Explanation follows:

Unable to connect

For some reason, Shibboleth 2.0 cannot connect to https://mds.edugain.org. It seems to be a libcurl issue, which is not easy to circumvent. (See this shib-users thread) Newer cURL's can handle the SSL handshake (the ones in Ubuntu Intrepid and Debian Lenny can not). So it's necessary to wget the metadata.
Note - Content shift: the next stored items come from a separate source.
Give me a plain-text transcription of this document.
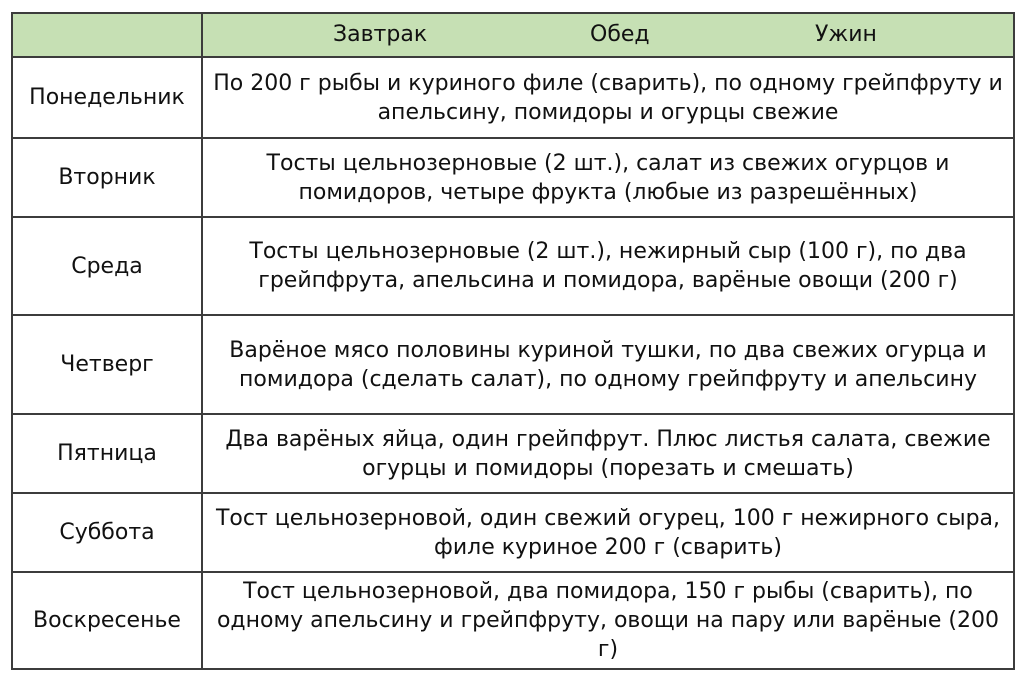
	Завтрак Обед Ужин

Понедельник	По 200 г рыбы и куриного филе (сварить), по одному грейпфруту и апельсину, помидоры и огурцы свежие
Вторник	Тосты цельнозерновые (2 шт.), салат из свежих огурцов и помидоров, четыре фрукта (любые из разрешённых)
Среда	Тосты цельнозерновые (2 шт.), нежирный сыр (100 г), по два грейпфрута, апельсина и помидора, варёные овощи (200 г)
Четверг	Варёное мясо половины куриной тушки, по два свежих огурца и помидора (сделать салат), по одному грейпфруту и апельсину
Пятница	Два варёных яйца, один грейпфрут. Плюс листья салата, свежие огурцы и помидоры (порезать и смешать)
Суббота	Тост цельнозерновой, один свежий огурец, 100 г нежирного сыра, филе куриное 200 г (сварить)
Воскресенье	Тост цельнозерновой, два помидора, 150 г рыбы (сварить), по одному апельсину и грейпфруту, овощи на пару или варёные (200 г)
It turned out that newer versions of Shibboleth can connect to mds.edugain.org, however the following errors prevent the metadata from being loaded directly.

No default namespace

There is no default namespace for the outer EntitiesDescriptor, the root element. No problem with that, but there is at least one EntityDescriptor, which is not correctly namespaced (and assumes that the default namespace is urn:oasis:names:tc:SAML:2.0:metadata)

Solution:

| perl -pe 's/(<(md:)?EntitiesDescriptor)/\1 xmlns="urn:oasis:names:tc:SAML:2.0:metadata"/;'

Invalid use of RoleDescriptor

SAML Metadata Schema declares that RoleDescriptor is an abstract element, whatever it means. Shibboleth (2.0) cannot load an entity with such an element.

Solution:

| perl -pe 's/.*RoleDescriptor.*//g;'

At the time of writing, it only affects Fresco-AAI. For some unknown reason, Fresco-AAI metadata is a one-liner (even after pretty printing), so it's possible to remove it such a way. If it wasn't the case, proper XSLT would be necessary.
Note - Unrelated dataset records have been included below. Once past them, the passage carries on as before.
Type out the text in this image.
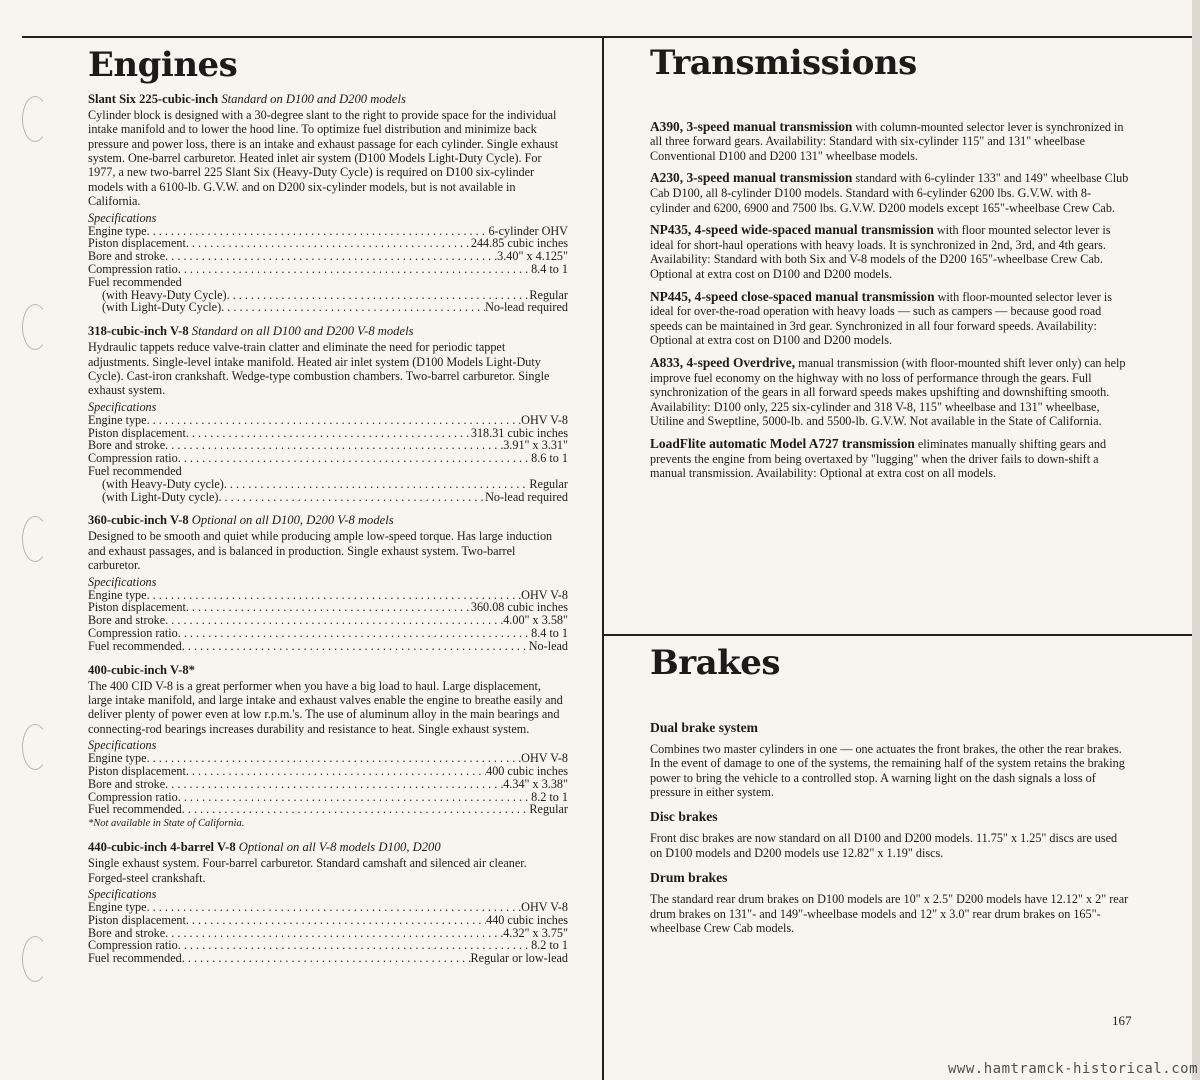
Engines

Slant Six 225-cubic-inch Standard on D100 and D200 models

Cylinder block is designed with a 30-degree slant to the right to provide space for the individual intake manifold and to lower the hood line. To optimize fuel distribution and minimize back pressure and power loss, there is an intake and exhaust passage for each cylinder. Single exhaust system. One-barrel carburetor. Heated inlet air system (D100 Models Light-Duty Cycle). For 1977, a new two-barrel 225 Slant Six (Heavy-Duty Cycle) is required on D100 six-cylinder models with a 6100-lb. G.V.W. and on D200 six-cylinder models, but is not available in California.

Specifications

Engine type . . .	6-cylinder OHV
Piston displacement . . .	244.85 cubic inches
Bore and stroke . . .	3.40" x 4.125"
Compression ratio . . .	8.4 to 1
Fuel recommended
(with Heavy-Duty Cycle) . . .	Regular
(with Light-Duty Cycle) . . .	No-lead required

318-cubic-inch V-8 Standard on all D100 and D200 V-8 models

Hydraulic tappets reduce valve-train clatter and eliminate the need for periodic tappet adjustments. Single-level intake manifold. Heated air inlet system (D100 Models Light-Duty Cycle). Cast-iron crankshaft. Wedge-type combustion chambers. Two-barrel carburetor. Single exhaust system.

Specifications

Engine type . . .	OHV V-8
Piston displacement . . .	318.31 cubic inches
Bore and stroke . . .	3.91" x 3.31"
Compression ratio . . .	8.6 to 1
Fuel recommended
(with Heavy-Duty cycle) . . .	Regular
(with Light-Duty cycle) . . .	No-lead required

360-cubic-inch V-8 Optional on all D100, D200 V-8 models

Designed to be smooth and quiet while producing ample low-speed torque. Has large induction and exhaust passages, and is balanced in production. Single exhaust system. Two-barrel carburetor.

Specifications

Engine type . . .	OHV V-8
Piston displacement . . .	360.08 cubic inches
Bore and stroke . . .	4.00" x 3.58"
Compression ratio . . .	8.4 to 1
Fuel recommended . . .	No-lead

400-cubic-inch V-8*

The 400 CID V-8 is a great performer when you have a big load to haul. Large displacement, large intake manifold, and large intake and exhaust valves enable the engine to breathe easily and deliver plenty of power even at low r.p.m.'s. The use of aluminum alloy in the main bearings and connecting-rod bearings increases durability and resistance to heat. Single exhaust system.

Specifications

Engine type . . .	OHV V-8
Piston displacement . . .	400 cubic inches
Bore and stroke . . .	4.34" x 3.38"
Compression ratio . . .	8.2 to 1
Fuel recommended . . .	Regular

*Not available in State of California.

440-cubic-inch 4-barrel V-8 Optional on all V-8 models D100, D200

Single exhaust system. Four-barrel carburetor. Standard camshaft and silenced air cleaner. Forged-steel crankshaft.

Specifications

Engine type . . .	OHV V-8
Piston displacement . . .	440 cubic inches
Bore and stroke . . .	4.32" x 3.75"
Compression ratio . . .	8.2 to 1
Fuel recommended . . .	Regular or low-lead
Transmissions

A390, 3-speed manual transmission with column-mounted selector lever is synchronized in all three forward gears. Availability: Standard with six-cylinder 115" and 131" wheelbase Conventional D100 and D200 131" wheelbase models.

A230, 3-speed manual transmission standard with 6-cylinder 133" and 149" wheelbase Club Cab D100, all 8-cylinder D100 models. Standard with 6-cylinder 6200 lbs. G.V.W. with 8-cylinder and 6200, 6900 and 7500 lbs. G.V.W. D200 models except 165"-wheelbase Crew Cab.

NP435, 4-speed wide-spaced manual transmission with floor mounted selector lever is ideal for short-haul operations with heavy loads. It is synchronized in 2nd, 3rd, and 4th gears. Availability: Standard with both Six and V-8 models of the D200 165"-wheelbase Crew Cab. Optional at extra cost on D100 and D200 models.

NP445, 4-speed close-spaced manual transmission with floor-mounted selector lever is ideal for over-the-road operation with heavy loads — such as campers — because good road speeds can be maintained in 3rd gear. Synchronized in all four forward speeds. Availability: Optional at extra cost on D100 and D200 models.

A833, 4-speed Overdrive, manual transmission (with floor-mounted shift lever only) can help improve fuel economy on the highway with no loss of performance through the gears. Full synchronization of the gears in all forward speeds makes upshifting and downshifting smooth. Availability: D100 only, 225 six-cylinder and 318 V-8, 115" wheelbase and 131" wheelbase, Utiline and Sweptline, 5000-lb. and 5500-lb. G.V.W. Not available in the State of California.

LoadFlite automatic Model A727 transmission eliminates manually shifting gears and prevents the engine from being overtaxed by "lugging" when the driver fails to down-shift a manual transmission. Availability: Optional at extra cost on all models.

Brakes

Dual brake system

Combines two master cylinders in one — one actuates the front brakes, the other the rear brakes. In the event of damage to one of the systems, the remaining half of the system retains the braking power to bring the vehicle to a controlled stop. A warning light on the dash signals a loss of pressure in either system.

Disc brakes

Front disc brakes are now standard on all D100 and D200 models. 11.75" x 1.25" discs are used on D100 models and D200 models use 12.82" x 1.19" discs.

Drum brakes

The standard rear drum brakes on D100 models are 10" x 2.5" D200 models have 12.12" x 2" rear drum brakes on 131"- and 149"-wheelbase models and 12" x 3.0" rear drum brakes on 165"-wheelbase Crew Cab models.

167
www.hamtramck-historical.com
Invalid extension of the schema

GIdP entity contains an egmd:OnlineCADescriptor element, which is not a standard extension of the SAML schema.

Solution:

| perl -pe 's/.*OnlineCA.*//g;'

At the time of writing, it only affects GIdP. For some unknown reason, GIdP metadata is a one-liner (even after pretty printing), so it's possible to remove it such a way. If it wasn't the case, proper XSLT would be necessary.